My nature does not accept derogation and insults. The glory and valour of Islam fiercely ban me from being in this very situation. If I am to experience a situation like this, I do not accept it. It does not matter whoever he is, I do not lower myself before him – be it the cruellest tyrant or the most blood-thirsty enemy commander. I shout and cry out in his face the tyranny and cruelty he has caused. He sends me to jail or to gallows which has no importance whatsoever for me. Actually this is what happened to me. I have experienced all of them. If that blood-thirsty commander’s heart was to endure such cruelty a few more minutes, Sa‘id would have been hanged already and joined the group of the oppressed.
Here you see, my entire life has been spent with difficulties and troubles, calamities and struggles. I have dedicated and sacrificed myself and my world for the salvation of society’s faith, felicity and peace of community.
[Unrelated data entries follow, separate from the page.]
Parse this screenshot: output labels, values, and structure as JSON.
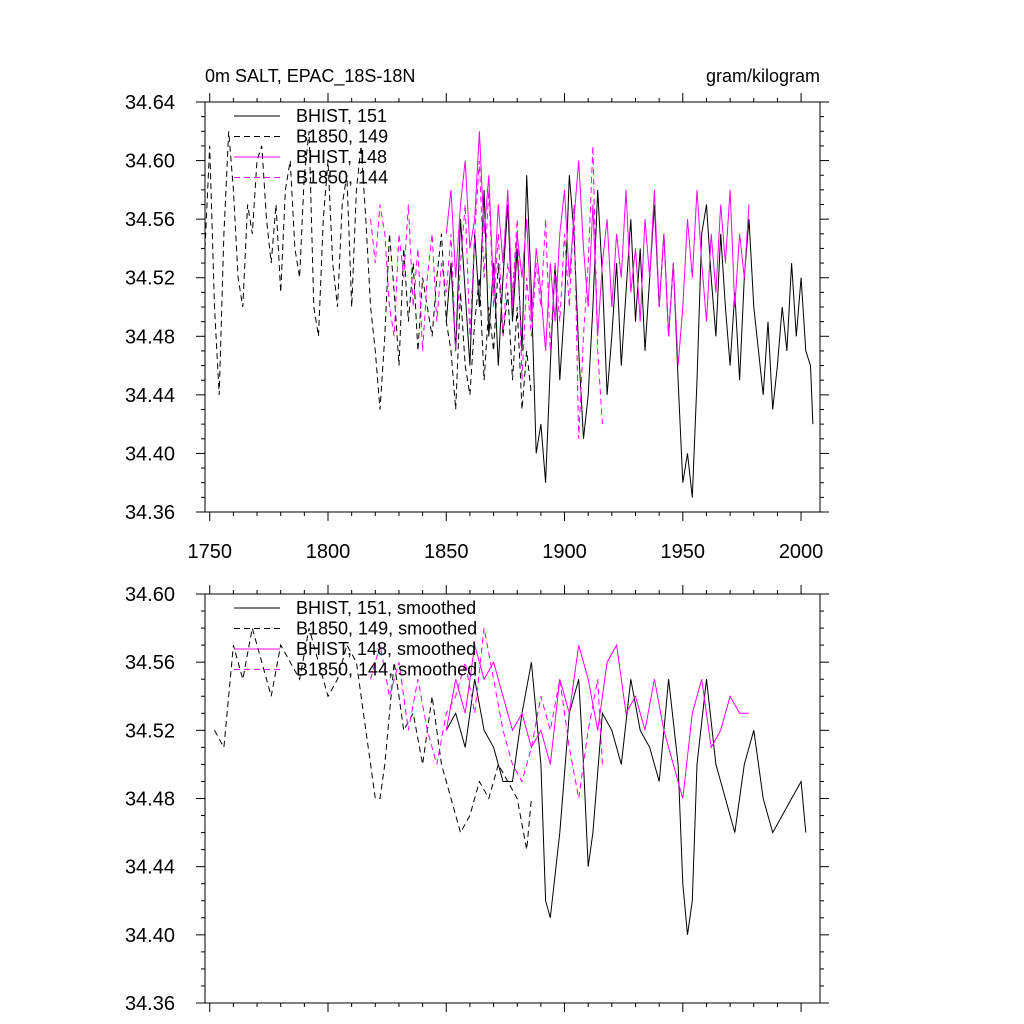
{
  "chart_data": [
    {
      "type": "line",
      "title_left": "0m SALT, EPAC_18S-18N",
      "title_right": "gram/kilogram",
      "xlim": [
        1748,
        2008
      ],
      "ylim": [
        34.36,
        34.64
      ],
      "xticks": [
        1750,
        1800,
        1850,
        1900,
        1950,
        2000
      ],
      "xtick_labels": [
        "1750",
        "1800",
        "1850",
        "1900",
        "1950",
        "2000"
      ],
      "yticks": [
        34.36,
        34.4,
        34.44,
        34.48,
        34.52,
        34.56,
        34.6,
        34.64
      ],
      "ytick_labels": [
        "34.36",
        "34.40",
        "34.44",
        "34.48",
        "34.52",
        "34.56",
        "34.60",
        "34.64"
      ],
      "legend": [
        "BHIST, 151",
        "B1850, 149",
        "BHIST, 148",
        "B1850, 144"
      ],
      "series": [
        {
          "name": "BHIST, 151",
          "color": "#000000",
          "dash": false,
          "x": [
            1850,
            1852,
            1854,
            1856,
            1858,
            1860,
            1862,
            1864,
            1866,
            1868,
            1870,
            1872,
            1874,
            1876,
            1878,
            1880,
            1882,
            1884,
            1886,
            1888,
            1890,
            1892,
            1894,
            1896,
            1898,
            1900,
            1902,
            1904,
            1906,
            1908,
            1910,
            1912,
            1914,
            1916,
            1918,
            1920,
            1922,
            1924,
            1926,
            1928,
            1930,
            1932,
            1934,
            1936,
            1938,
            1940,
            1942,
            1944,
            1946,
            1948,
            1950,
            1952,
            1954,
            1956,
            1958,
            1960,
            1962,
            1964,
            1966,
            1968,
            1970,
            1972,
            1974,
            1976,
            1978,
            1980,
            1982,
            1984,
            1986,
            1988,
            1990,
            1992,
            1994,
            1996,
            1998,
            2000,
            2002,
            2004,
            2005
          ],
          "values": [
            34.49,
            34.53,
            34.47,
            34.56,
            34.51,
            34.46,
            34.55,
            34.5,
            34.58,
            34.48,
            34.53,
            34.46,
            34.52,
            34.57,
            34.49,
            34.54,
            34.47,
            34.59,
            34.51,
            34.4,
            34.42,
            34.38,
            34.46,
            34.53,
            34.45,
            34.5,
            34.59,
            34.55,
            34.47,
            34.41,
            34.44,
            34.5,
            34.58,
            34.52,
            34.44,
            34.48,
            34.53,
            34.46,
            34.51,
            34.56,
            34.49,
            34.54,
            34.47,
            34.52,
            34.57,
            34.5,
            34.55,
            34.48,
            34.53,
            34.45,
            34.38,
            34.4,
            34.37,
            34.45,
            34.55,
            34.57,
            34.52,
            34.48,
            34.55,
            34.5,
            34.46,
            34.51,
            34.45,
            34.52,
            34.56,
            34.5,
            34.47,
            34.44,
            34.49,
            34.43,
            34.46,
            34.5,
            34.47,
            34.53,
            34.48,
            34.52,
            34.47,
            34.46,
            34.42
          ]
        },
        {
          "name": "B1850, 149",
          "color": "#000000",
          "dash": true,
          "x": [
            1748,
            1750,
            1752,
            1754,
            1756,
            1758,
            1760,
            1762,
            1764,
            1766,
            1768,
            1770,
            1772,
            1774,
            1776,
            1778,
            1780,
            1782,
            1784,
            1786,
            1788,
            1790,
            1792,
            1794,
            1796,
            1798,
            1800,
            1802,
            1804,
            1806,
            1808,
            1810,
            1812,
            1814,
            1816,
            1818,
            1820,
            1822,
            1824,
            1826,
            1828,
            1830,
            1832,
            1834,
            1836,
            1838,
            1840,
            1842,
            1844,
            1846,
            1848,
            1850,
            1852,
            1854,
            1856,
            1858,
            1860,
            1862,
            1864,
            1866,
            1868,
            1870,
            1872,
            1874,
            1876,
            1878,
            1880,
            1882,
            1884,
            1886
          ],
          "values": [
            34.54,
            34.61,
            34.5,
            34.44,
            34.55,
            34.62,
            34.58,
            34.52,
            34.5,
            34.57,
            34.55,
            34.6,
            34.61,
            34.56,
            34.53,
            34.57,
            34.51,
            34.58,
            34.6,
            34.54,
            34.52,
            34.59,
            34.62,
            34.5,
            34.48,
            34.56,
            34.6,
            34.53,
            34.5,
            34.57,
            34.59,
            34.5,
            34.58,
            34.61,
            34.56,
            34.5,
            34.47,
            34.43,
            34.48,
            34.55,
            34.51,
            34.46,
            34.54,
            34.49,
            34.53,
            34.47,
            34.52,
            34.5,
            34.48,
            34.52,
            34.55,
            34.49,
            34.47,
            34.43,
            34.51,
            34.46,
            34.44,
            34.49,
            34.52,
            34.45,
            34.5,
            34.47,
            34.53,
            34.48,
            34.51,
            34.45,
            34.5,
            34.43,
            34.47,
            34.44
          ]
        },
        {
          "name": "BHIST, 148",
          "color": "#ff00ff",
          "dash": false,
          "x": [
            1850,
            1852,
            1854,
            1856,
            1858,
            1860,
            1862,
            1864,
            1866,
            1868,
            1870,
            1872,
            1874,
            1876,
            1878,
            1880,
            1882,
            1884,
            1886,
            1888,
            1890,
            1892,
            1894,
            1896,
            1898,
            1900,
            1902,
            1904,
            1906,
            1908,
            1910,
            1912,
            1914,
            1916,
            1918,
            1920,
            1922,
            1924,
            1926,
            1928,
            1930,
            1932,
            1934,
            1936,
            1938,
            1940,
            1942,
            1944,
            1946,
            1948,
            1950,
            1952,
            1954,
            1956,
            1958,
            1960,
            1962,
            1964,
            1966,
            1968,
            1970,
            1972,
            1974,
            1976,
            1978
          ],
          "values": [
            34.55,
            34.58,
            34.52,
            34.57,
            34.6,
            34.54,
            34.56,
            34.62,
            34.55,
            34.59,
            34.51,
            34.57,
            34.53,
            34.58,
            34.5,
            34.55,
            34.52,
            34.56,
            34.49,
            34.54,
            34.51,
            34.47,
            34.53,
            34.49,
            34.55,
            34.58,
            34.52,
            34.56,
            34.6,
            34.54,
            34.5,
            34.57,
            34.48,
            34.53,
            34.56,
            34.5,
            34.55,
            34.52,
            34.58,
            34.51,
            34.54,
            34.49,
            34.56,
            34.52,
            34.58,
            34.5,
            34.55,
            34.48,
            34.53,
            34.46,
            34.5,
            34.56,
            34.52,
            34.58,
            34.53,
            34.49,
            34.55,
            34.51,
            34.57,
            34.53,
            34.58,
            34.5,
            34.55,
            34.52,
            34.57
          ]
        },
        {
          "name": "B1850, 144",
          "color": "#ff00ff",
          "dash": true,
          "x": [
            1818,
            1820,
            1822,
            1824,
            1826,
            1828,
            1830,
            1832,
            1834,
            1836,
            1838,
            1840,
            1842,
            1844,
            1846,
            1848,
            1850,
            1852,
            1854,
            1856,
            1858,
            1860,
            1862,
            1864,
            1866,
            1868,
            1870,
            1872,
            1874,
            1876,
            1878,
            1880,
            1882,
            1884,
            1886,
            1888,
            1890,
            1892,
            1894,
            1896,
            1898,
            1900,
            1902,
            1904,
            1906,
            1908,
            1910,
            1912,
            1914,
            1916
          ],
          "values": [
            34.56,
            34.53,
            34.57,
            34.55,
            34.5,
            34.48,
            34.55,
            34.52,
            34.57,
            34.5,
            34.54,
            34.47,
            34.52,
            34.55,
            34.49,
            34.53,
            34.51,
            34.55,
            34.47,
            34.53,
            34.57,
            34.48,
            34.55,
            34.6,
            34.52,
            34.58,
            34.5,
            34.55,
            34.48,
            34.53,
            34.51,
            34.56,
            34.45,
            34.52,
            34.48,
            34.53,
            34.5,
            34.56,
            34.47,
            34.53,
            34.49,
            34.55,
            34.5,
            34.57,
            34.41,
            34.48,
            34.53,
            34.61,
            34.47,
            34.42
          ]
        }
      ]
    },
    {
      "type": "line",
      "xlim": [
        1748,
        2008
      ],
      "ylim": [
        34.36,
        34.6
      ],
      "xticks": [
        1750,
        1800,
        1850,
        1900,
        1950,
        2000
      ],
      "yticks": [
        34.36,
        34.4,
        34.44,
        34.48,
        34.52,
        34.56,
        34.6
      ],
      "ytick_labels": [
        "34.36",
        "34.40",
        "34.44",
        "34.48",
        "34.52",
        "34.56",
        "34.60"
      ],
      "legend": [
        "BHIST, 151, smoothed",
        "B1850, 149, smoothed",
        "BHIST, 148, smoothed",
        "B1850, 144, smoothed"
      ],
      "series": [
        {
          "name": "BHIST, 151, smoothed",
          "color": "#000000",
          "dash": false,
          "x": [
            1850,
            1854,
            1858,
            1862,
            1866,
            1870,
            1874,
            1878,
            1882,
            1886,
            1890,
            1892,
            1894,
            1898,
            1902,
            1906,
            1908,
            1910,
            1912,
            1916,
            1920,
            1924,
            1928,
            1932,
            1936,
            1940,
            1944,
            1948,
            1950,
            1952,
            1954,
            1956,
            1960,
            1964,
            1968,
            1972,
            1976,
            1980,
            1984,
            1988,
            1992,
            1996,
            2000,
            2002
          ],
          "values": [
            34.52,
            34.53,
            34.51,
            34.55,
            34.52,
            34.51,
            34.49,
            34.49,
            34.53,
            34.56,
            34.5,
            34.42,
            34.41,
            34.46,
            34.53,
            34.55,
            34.5,
            34.44,
            34.46,
            34.53,
            34.52,
            34.5,
            34.55,
            34.52,
            34.51,
            34.49,
            34.55,
            34.5,
            34.43,
            34.4,
            34.42,
            34.5,
            34.55,
            34.5,
            34.48,
            34.46,
            34.5,
            34.52,
            34.48,
            34.46,
            34.47,
            34.48,
            34.49,
            34.46
          ]
        },
        {
          "name": "B1850, 149, smoothed",
          "color": "#000000",
          "dash": true,
          "x": [
            1752,
            1756,
            1760,
            1764,
            1768,
            1772,
            1776,
            1780,
            1784,
            1788,
            1792,
            1796,
            1800,
            1804,
            1808,
            1812,
            1816,
            1818,
            1820,
            1822,
            1824,
            1828,
            1832,
            1836,
            1840,
            1844,
            1846,
            1848,
            1852,
            1856,
            1860,
            1864,
            1868,
            1872,
            1876,
            1880,
            1884,
            1886
          ],
          "values": [
            34.52,
            34.51,
            34.57,
            34.55,
            34.58,
            34.56,
            34.54,
            34.57,
            34.56,
            34.55,
            34.58,
            34.56,
            34.54,
            34.55,
            34.57,
            34.56,
            34.52,
            34.5,
            34.48,
            34.48,
            34.5,
            34.56,
            34.52,
            34.53,
            34.5,
            34.54,
            34.52,
            34.5,
            34.48,
            34.46,
            34.47,
            34.49,
            34.48,
            34.5,
            34.49,
            34.48,
            34.45,
            34.48
          ]
        },
        {
          "name": "BHIST, 148, smoothed",
          "color": "#ff00ff",
          "dash": false,
          "x": [
            1850,
            1854,
            1858,
            1862,
            1866,
            1870,
            1874,
            1878,
            1882,
            1886,
            1890,
            1894,
            1898,
            1902,
            1906,
            1910,
            1914,
            1918,
            1922,
            1926,
            1930,
            1934,
            1938,
            1942,
            1946,
            1950,
            1954,
            1958,
            1962,
            1966,
            1970,
            1974,
            1978
          ],
          "values": [
            34.52,
            34.55,
            34.53,
            34.57,
            34.55,
            34.56,
            34.54,
            34.52,
            34.53,
            34.51,
            34.52,
            34.5,
            34.55,
            34.53,
            34.57,
            34.55,
            34.52,
            34.56,
            34.57,
            34.53,
            34.54,
            34.52,
            34.55,
            34.52,
            34.5,
            34.48,
            34.53,
            34.55,
            34.51,
            34.52,
            34.54,
            34.53,
            34.53
          ]
        },
        {
          "name": "B1850, 144, smoothed",
          "color": "#ff00ff",
          "dash": true,
          "x": [
            1818,
            1822,
            1826,
            1830,
            1834,
            1838,
            1842,
            1846,
            1850,
            1854,
            1858,
            1862,
            1866,
            1870,
            1874,
            1878,
            1882,
            1886,
            1890,
            1894,
            1898,
            1902,
            1906,
            1910,
            1914,
            1916
          ],
          "values": [
            34.55,
            34.57,
            34.54,
            34.56,
            34.52,
            34.55,
            34.52,
            34.5,
            34.53,
            34.54,
            34.56,
            34.53,
            34.58,
            34.55,
            34.52,
            34.5,
            34.49,
            34.51,
            34.54,
            34.52,
            34.55,
            34.51,
            34.48,
            34.52,
            34.55,
            34.5
          ]
        }
      ]
    }
  ]
}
I am not sad for what I have endured and I give up all my rights. I do not curse them. By way of these tribulations and sufferings, at least a hundred thousand people, maybe more, benefited from the Risale-i Nur and saved their iman – I’m not fully aware of the numbers but this is what they say and according to the public prosecutor of Afyon province it is five hundred thousand. If I were to die, I would have saved myself alone, but by staying alive and enduring calamities and hardships made me successful to serve and save many people’s iman. Thousands of hamd and praise be to Allah.
What’s more, I have sacrificed my hereafter as well in the way of saving society’s iman. Neither have I desire for paradise nor fear from hell. I am ready to say that let alone one Sa‘id, even one hundred Sa‘ids are sacrificed for the nation, for the Turkish nation of twenty five millions. If our holy book, Qur’an, were to be left without a community in the face of the earth, I could not ask for a paradise because the paradise would be a place of torment for me. If I were to see that people’s iman are saved and secured, I would be pleased to burn in the flames of hellfire because my body would be on fire but my heart and conscience would be as happy as in a bed of roses, fresh and fragrant.